I feed Honest Kitchen also, but the other varieties, not Preference. But, I also add an equal amount of raw meat to it (maybe you could add cooked meat?). Some of the other Honest Kitchen varieties have varying amounts of grain, veggies etc. Gradually I am adding meals that are more "real" raw however. I add "healthy powder" (google it, I think Pritcarin Healthy Powder). Not sure it is needed, but does contain bone meal.


----------



## Kat (Jul 12, 2011)

How much calcium does a small dog of 17 pounds need? 100-200mg a day? Because the biovites only has 30-55mg per scoop, and on the feeding guide it says to give dogs in that weight area 1 scoop daily, so wouldn't the supplement be 50-100mg less of calcium that is needed for her?


----------



## PDXdogmom (Jun 30, 2010)

Perhaps try changing from Honest Kitchen Preference to HK Thrive formula.

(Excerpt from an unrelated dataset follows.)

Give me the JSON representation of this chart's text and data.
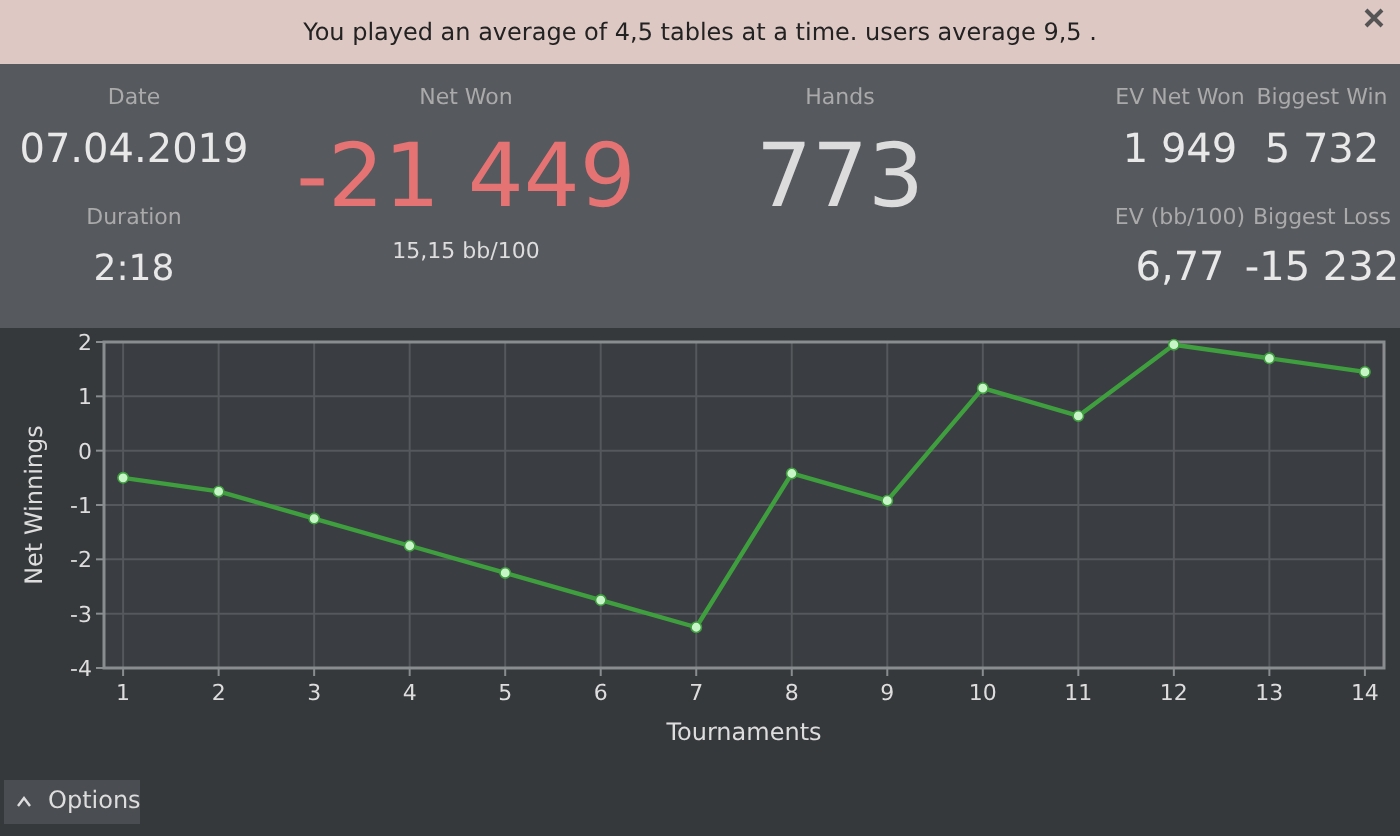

The Thrive has no fruit and only two vegetables: sweet potato and spinach. It does have chicken, but works best, IMO, to add additional meat. Adding 1/2 tsp. powdered dry eggshell per 1/2 lb. of added meat may help balance all the additional phosphorus from adding meat.


----------



## Kat (Jul 12, 2011)

That would have been a good suggestion, except that she has an intolerance to chicken. Its not a crazy full out reaction, but when she eats chicken her ears get red and she gets itchy and her coat looks greasy. So I have switched over to turkey instead, and soon i will be introducing different types of fish.


----------



## Belles Mom (Jun 24, 2011)

Kat said:


> That would have been a good suggestion, except that she has an intolerance to chicken. Its not a crazy full out reaction, but when she eats chicken her ears get red and she gets itchy and her coat looks greasy. So I have switched over to turkey instead, and soon i will be introducing different types of fish.


Honest Kitchen has come out with a fish version. terribly expensive, but with a small dog affordable, especially if you add additional fish.


----------